You already know that $$ f_{X_{(1)}}(x) = \frac n\theta \left(1 - \frac x\theta\right)^{n-1}. $$ I'm going to ignore the scaling by $n+1$ as the hard part is the moments of $X_{(1)}$, not the scaling.
This means that $$ E(X_{(1)}^p) = \frac n\theta\int_0^\theta x^p \left(1 - \frac x\theta\right)^{n-1}\,\text dx. $$
Let $t = x/\theta$ so $$ E(X_{(1)}^p) = \theta^p n\int_0^1 t^p \left(1 - t\right)^{n-1}\,\text dt = \theta^pn\,\text{B}(p+1, n) $$ so you can work out the moments of your $Y$ in terms of the Beta function $\text B$. And for integer inputs, you can use its relation to the Gamma function to get some ratio of factorials.
Here's how that'd go. $$ \text{B}(x, y) = \frac{\Gamma(x)\Gamma(y)}{\Gamma(x+y)} $$ so $$ n\text{B}(p+1, n) = n\frac{\Gamma(p+1)\Gamma(n)}{\Gamma(n+p+1)} = \frac{p!n!}{(n+p)!} = {n + p \choose n}^{-1} $$ so overall $$ E(X_{(1)}^p) = \theta^p {n + p \choose n}^{-1} $$ when $p \in \mathbb N$.

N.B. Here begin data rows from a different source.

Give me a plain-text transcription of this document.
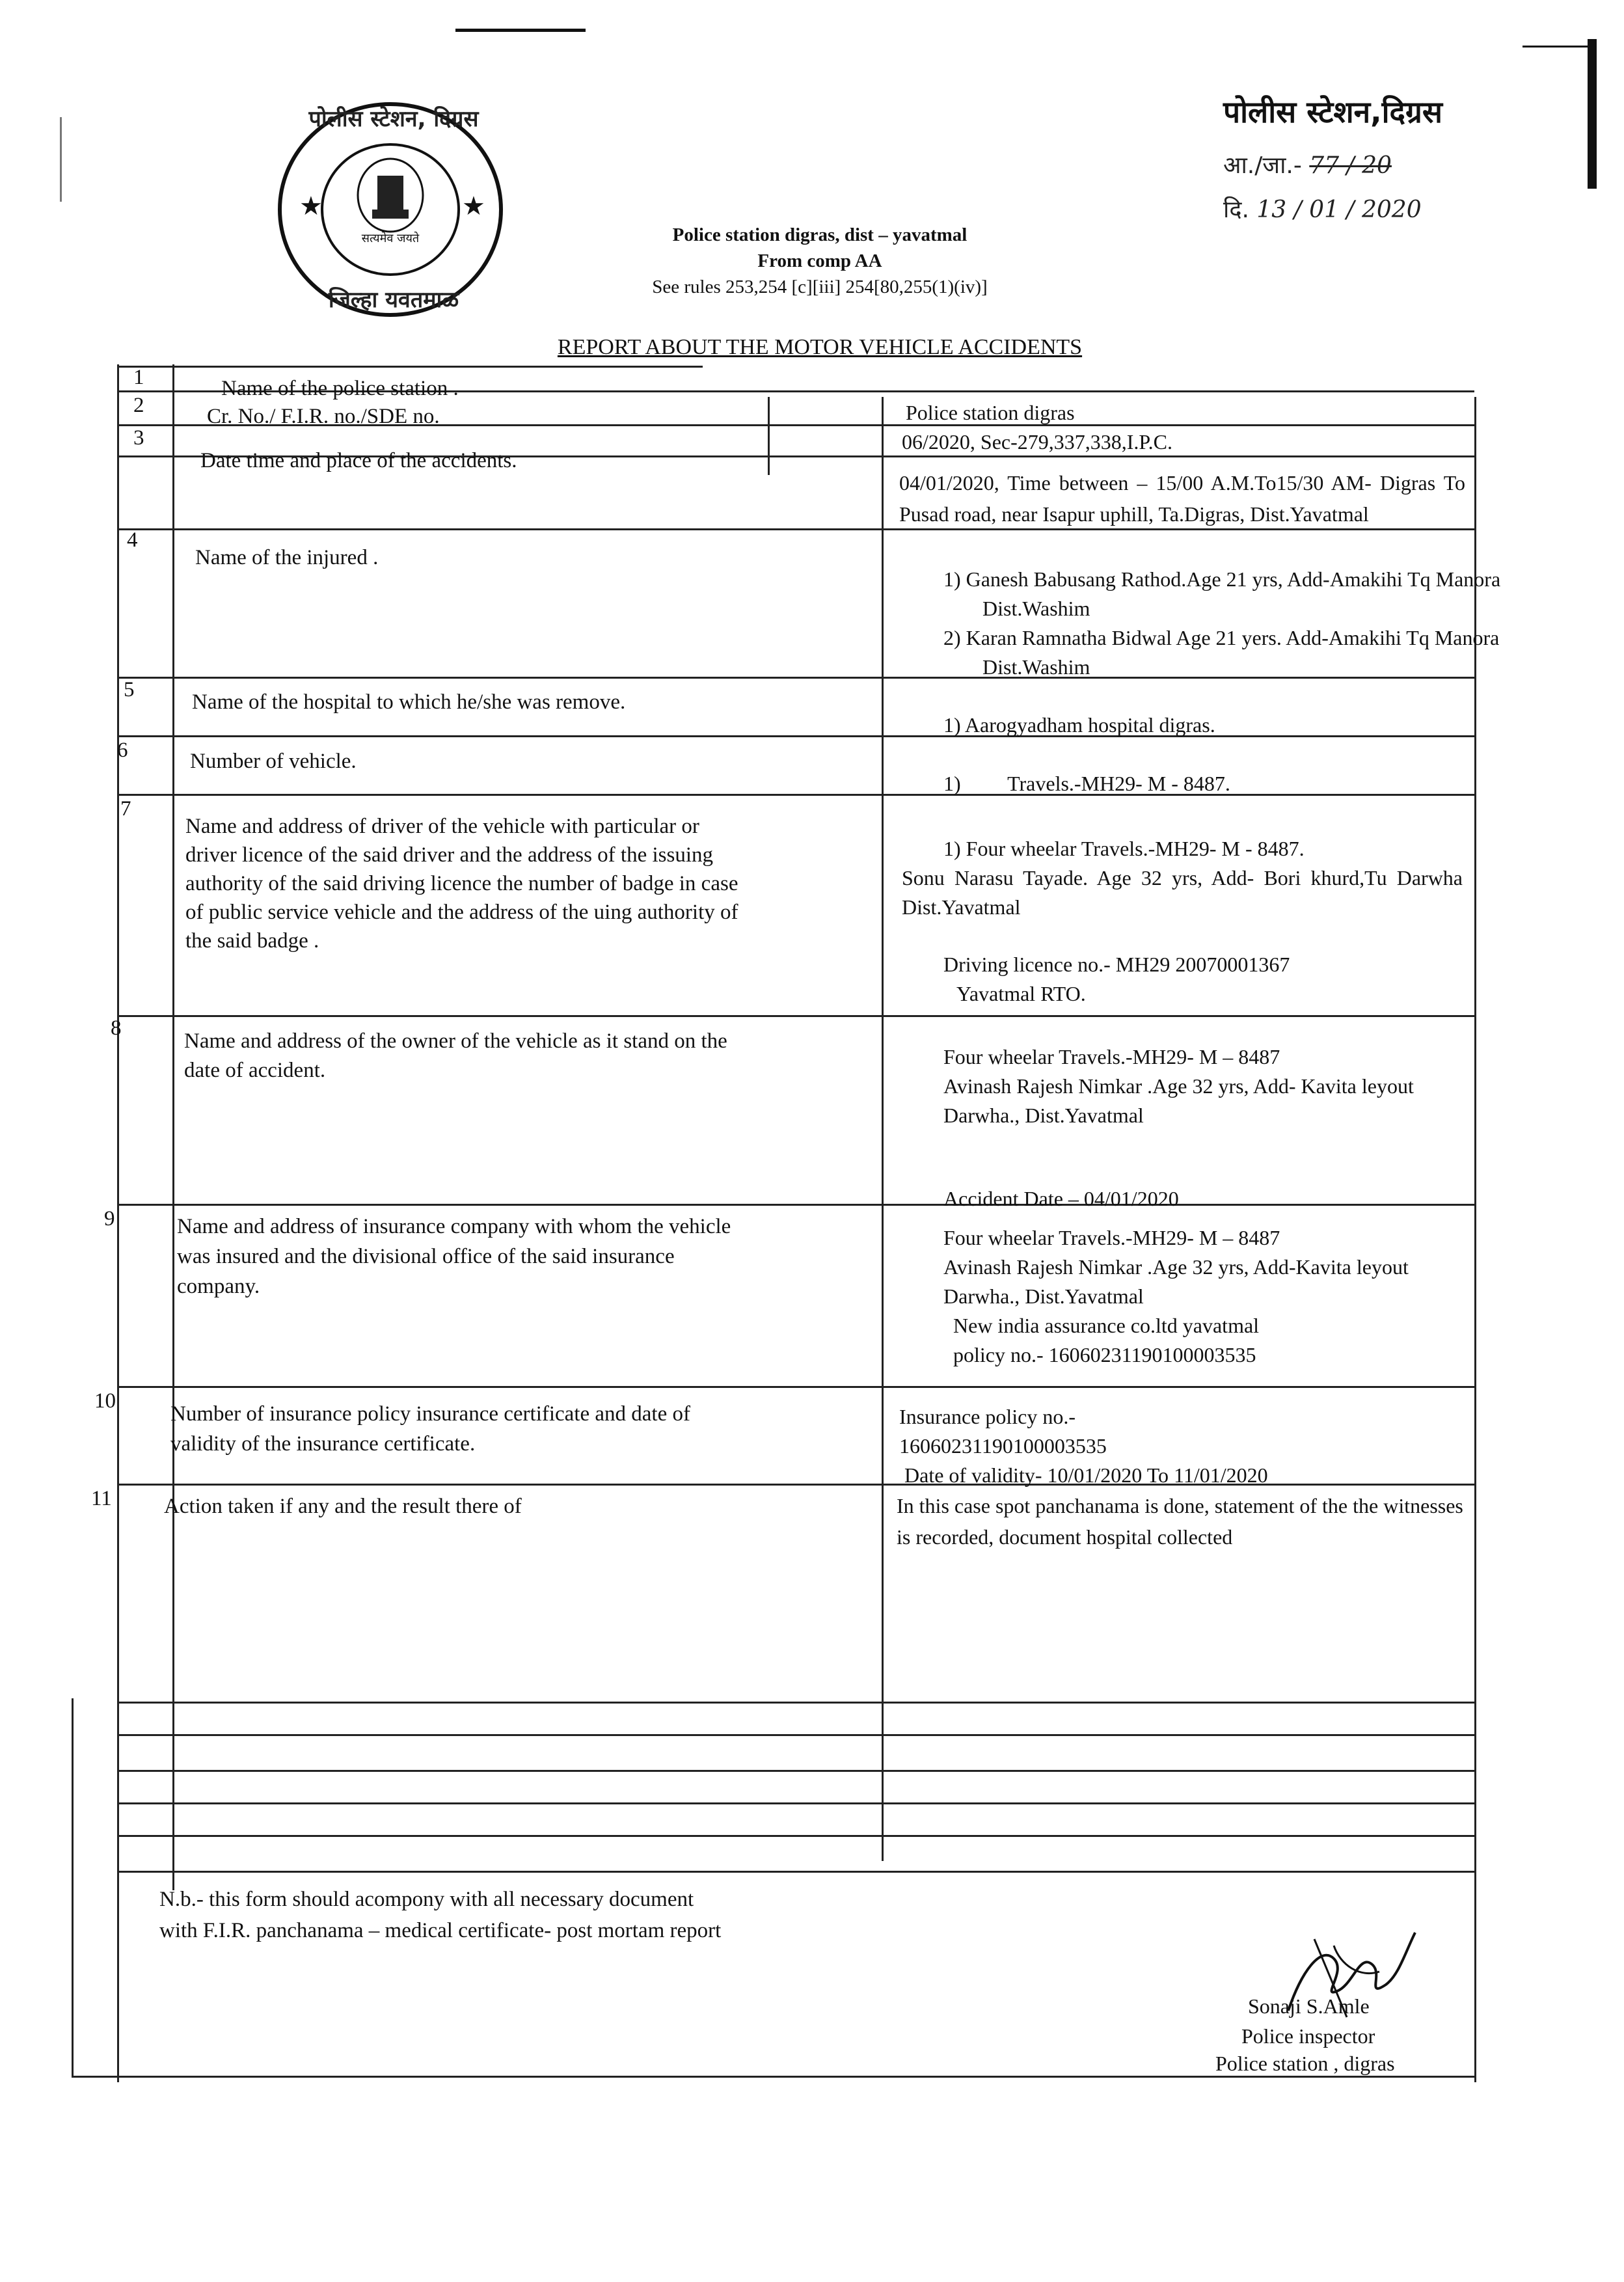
सत्यमेव जयते
★	★
पोलीस स्टेशन, दिग्रस
जिल्हा यवतमाळ
पोलीस स्टेशन,दिग्रस
आ./जा.- 77 / 20
दि. 13 / 01 / 2020
Police station digras, dist – yavatmal
From comp AA
See rules 253,254 [c][iii] 254[80,255(1)(iv)]
REPORT ABOUT THE MOTOR VEHICLE ACCIDENTS
1
2
3
4
5
6
7
8
9
10
11
Name of the police station .
Cr. No./ F.I.R. no./SDE no.
Date time and place of the accidents.
Name of the injured .
Name of the hospital to which he/she was remove.
Number of vehicle.
Name and address of driver of the vehicle with particular or driver licence of the said driver and the address of the issuing authority of the said driving licence the number of badge in case of public service vehicle and the address of the uing authority of the said badge .
Name and address of the owner of the vehicle as it stand on the date of accident.
Name and address of insurance company with whom the vehicle was insured and the divisional office of the said insurance company.
Number of insurance policy insurance certificate and date of validity of the insurance certificate.
Action taken if any and the result there of
Police station digras
06/2020, Sec-279,337,338,I.P.C.
04/01/2020, Time between – 15/00 A.M.To15/30 AM- Digras To Pusad road, near Isapur uphill, Ta.Digras, Dist.Yavatmal
1) Ganesh Babusang Rathod.Age 21 yrs, Add-Amakihi Tq Manora Dist.Washim
2) Karan Ramnatha Bidwal Age 21 yers. Add-Amakihi Tq Manora Dist.Washim
1) Aarogyadham hospital digras.
1)         Travels.-MH29- M - 8487.
1) Four wheelar Travels.-MH29- M - 8487.
Sonu Narasu Tayade. Age 32 yrs, Add- Bori khurd,Tu Darwha Dist.Yavatmal
Driving licence no.- MH29 20070001367
Yavatmal RTO.
Four wheelar Travels.-MH29- M – 8487
Avinash Rajesh Nimkar .Age 32 yrs, Add- Kavita leyout Darwha., Dist.Yavatmal
Accident Date – 04/01/2020
Four wheelar Travels.-MH29- M – 8487
Avinash Rajesh Nimkar .Age 32 yrs, Add-Kavita leyout Darwha., Dist.Yavatmal
New india assurance co.ltd yavatmal
policy no.- 16060231190100003535
Insurance policy no.-
16060231190100003535
Date of validity- 10/01/2020 To 11/01/2020
In this case spot panchanama is done, statement of the the witnesses is recorded, document hospital collected
N.b.- this form should acompony with all necessary document with F.I.R. panchanama – medical certificate- post mortam report
Sonaji S.Amle
Police inspector
Police station , digras
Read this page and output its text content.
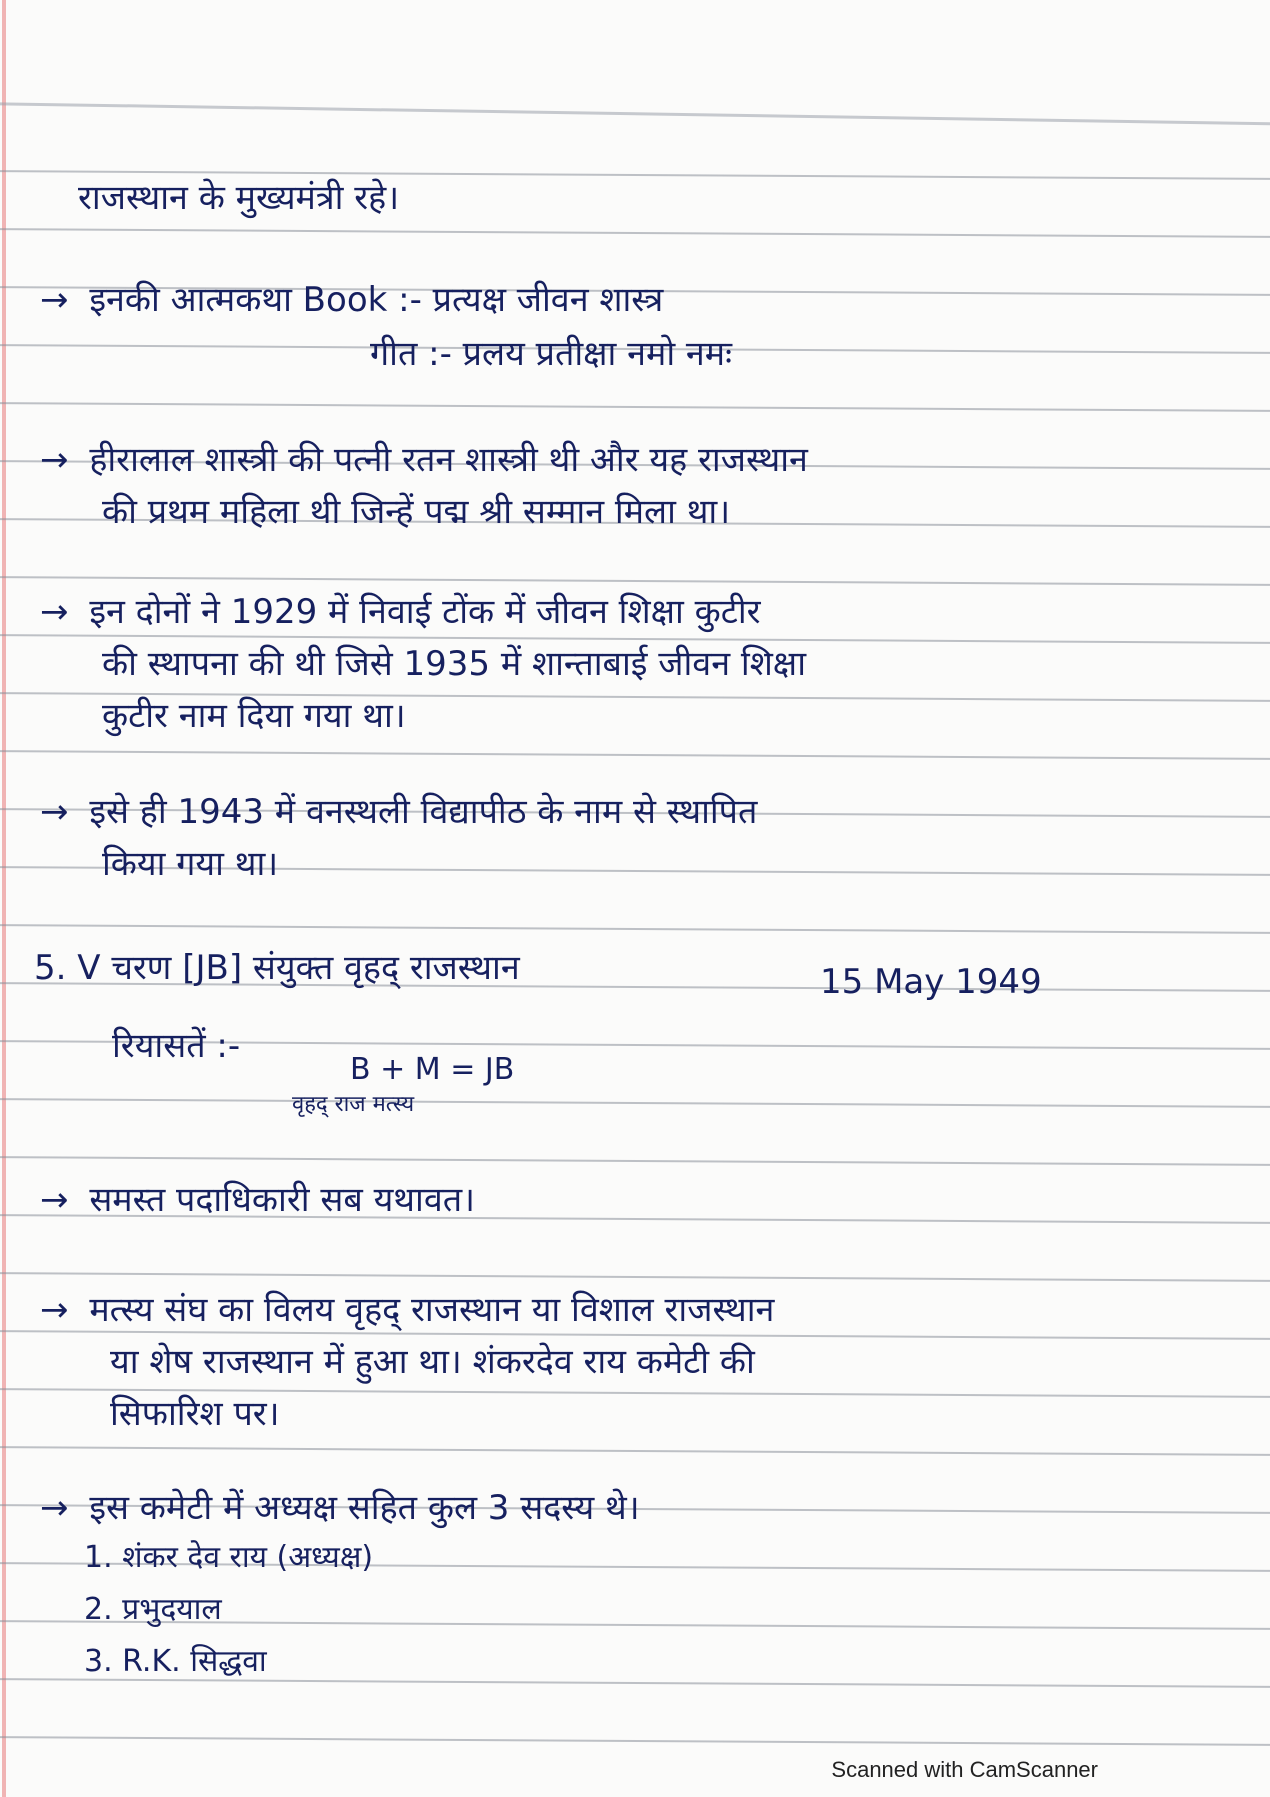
राजस्थान के मुख्यमंत्री रहे।
→ इनकी आत्मकथा Book :- प्रत्यक्ष जीवन शास्त्र
गीत :- प्रलय प्रतीक्षा नमो नमः
→ हीरालाल शास्त्री की पत्नी रतन शास्त्री थी और यह राजस्थान
की प्रथम महिला थी जिन्हें पद्म श्री सम्मान मिला था।
→ इन दोनों ने 1929 में निवाई टोंक में जीवन शिक्षा कुटीर
की स्थापना की थी जिसे 1935 में शान्ताबाई जीवन शिक्षा
कुटीर नाम दिया गया था।
→ इसे ही 1943 में वनस्थली विद्यापीठ के नाम से स्थापित
किया गया था।
5. V चरण [JB] संयुक्त वृहद् राजस्थान	15 May 1949
रियासतें :-
B + M = JB
वृहद् राज मत्स्य
→ समस्त पदाधिकारी सब यथावत।
→ मत्स्य संघ का विलय वृहद् राजस्थान या विशाल राजस्थान
या शेष राजस्थान में हुआ था। शंकरदेव राय कमेटी की
सिफारिश पर।
→ इस कमेटी में अध्यक्ष सहित कुल 3 सदस्य थे।
1. शंकर देव राय (अध्यक्ष)
2. प्रभुदयाल
3. R.K. सिद्धवा
Scanned with CamScanner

My overall approach here is that I'd rather try to work out expectations with respect to a simpler distribution if I can, so my first attempt was to use the Law of the Unconscious Statistician to get the moments of $Y$ by using expectations with respect to $X_{(1)}$'s distribution. In this case it happened to work. I could have still used $u$-substitution to get to the same place even if I started by integrating with respect to $f_Y$ but this way was more direct and less work.